A few weeks ago, we shared some of what we’ve been testing with the Highrise marketing page. We’ve continued to test different concepts for that page and we’ll be sharing some of the results from those tests in the next few weeks, but before we do that, I wanted to share some of how we approach and implement A/B tests like this.

Deciding what to test

Our ideas for what to test come from everywhere: from reading industry blogs (some examples: Visual Website Optimizer, ABtests.com), a landing page someone saw, an ad in the newspaper (our long form experiments were inspired in part by the classic “Amish heater” ads you frequency see in the newspaper), etc. Everyone brings ideas to the table, and we have a rough running list of ideas – big and small – to test.

My general goal is to have at least one, and preferably several A/B tests running at any given time across one or more of our marketing sites. There’s no “perfect” when it comes to marketing sites, and the only way you learn about what works and doesn’t work is to continuously test.

We might be simultaneously testing a different landing page, the order of plans on the plan selection page, and wording on a signup form simultaneously.
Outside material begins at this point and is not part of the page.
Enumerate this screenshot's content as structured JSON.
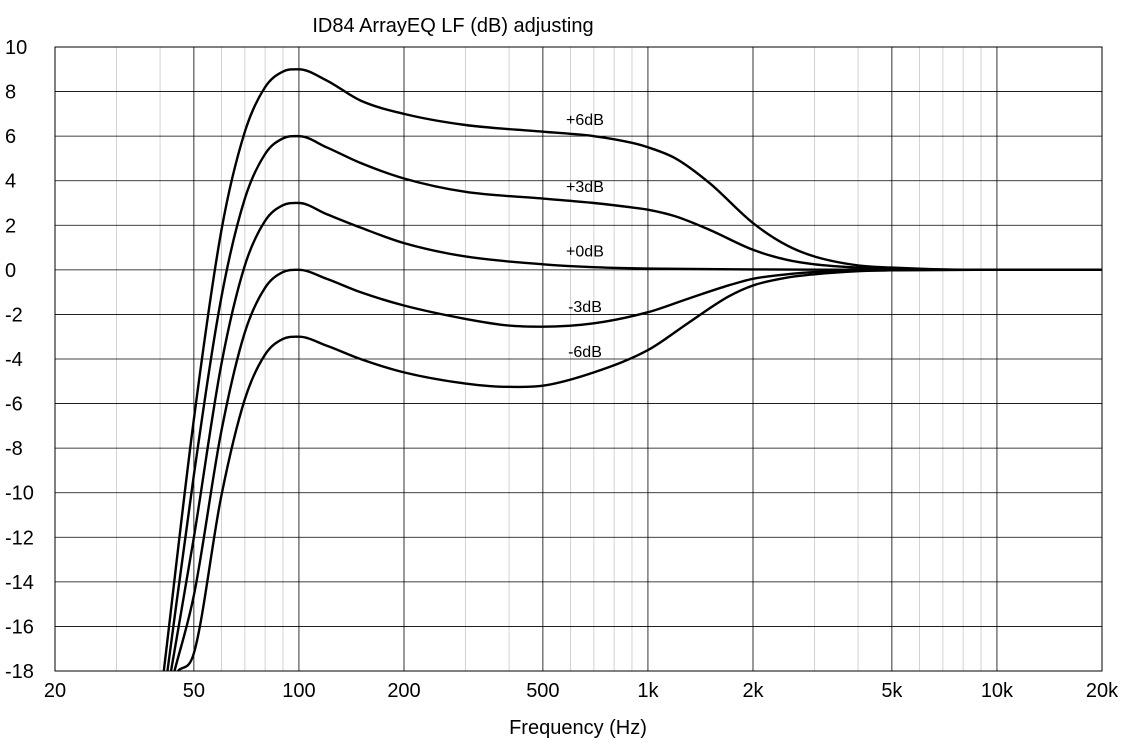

These tests aren’t always big changes, and may only be exposed to a small portion of traffic, but any time you aren’t testing is an opportunity you’re wasting. People have been testing multiple ‘layers’ in their sites and applications like this for a long time, but Google has really popularized this lately (some great reading on their infrastructure is available here).

Implementing the tests

We primarily use two services and some homegrown glue to run our A/B tests. Essentially, our “tech stack” for running A/B tests goes like this:

  1. We set up the test using Optimizely, which makes it incredibly easy for anyone to set up tests – it doesn’t take any knowledge of HTML or CSS to change the headline on a page, for example. At the same time, it’s powerful enough for almost anything you could want to do (it’s using jQuery underneath, so you’re only limited by the power of the selector), and for wholesale rewrites of a page we can deploy an alternate version and redirect to that page. There are plenty of alternatives to Optimizely as well – Visual Website Optimizer, Google Website Optimizer, etc. – but we’ve been quite happy with Optimizely.
  2. We add to the stock Optimizely setup a Javascript snippet that is inserted on all pages (experimental and original) that identifies the test and variation to Clicky, which we use for tracking behavior on the marketing sites. Optimizely’s tracking is quite good (and has improved drastically over the last few months), but we still primarily use Clicky for this tracking since it’s already nicely setup for our conversion “funnel” and offers API access.
  3. We also add to Optimizely another piece of Javascript to rewrite all the URLs on the marketing pages to “tag” each visitor that’s part of an experiment with the experimental group. When a visitor completes signup, Queenbee – our admin and billing system – stores that tag in a database. This lets us easily track plan mix, retention, etc. across experimental groups (and we’re able to continue to do this far into the future).
  4. Finally, we do set up some click and conversion goals in Optimizely itself. This primarily serves as a validation—visitor tracking is not an exact science, and so I like to verify that the results we tabulate from our Clicky tracking are at least similar to what Optimizely measures directly.

Evaluating the results

Once we start a test, our Campfire bot ‘tally’ takes center stage to help us evaluate the test.

We’ve set up tally to respond to a phrase like “tally abtest highrise landing page round 5” with two sets of information:

  1. The “conversion funnel” for each variation—what portion of visitors reached the plan selection page, reached the signup form, and completed signup. For each variation, we compare these metrics to the original for statistical significance. In addition, tally estimates the required sample size to detect a 10% difference in performance, and we let the experiment run to that point (for a nice explanation of why you should let tests run based on a sample size as opposed to stopping when you think you’ve hit a significant result, see here).
  2. The profile of each variation’s “cohort” that has completed signup. This includes the portion of signups that were for paying plans, the average price of those plans, and the net monthly value of a visitor to any given variation’s landing page (we also have a web-based interface to let us dig deeper into these cohorts’ retention and usage profiles). These numbers are important—we’d rather have lower overall signups if it means we’re getting a higher value signup.

Tally sits in a few of our Campfire rooms, and anyone at 37signals can check on the results of any test that’s going on or recently finished anytime in just a few seconds.

Once a test has finished, we don’t just sit back and bask in our higher conversion rates or increased average signup value—we try to infer what worked and what didn’t work, design a new test, and get back to experimenting and learning.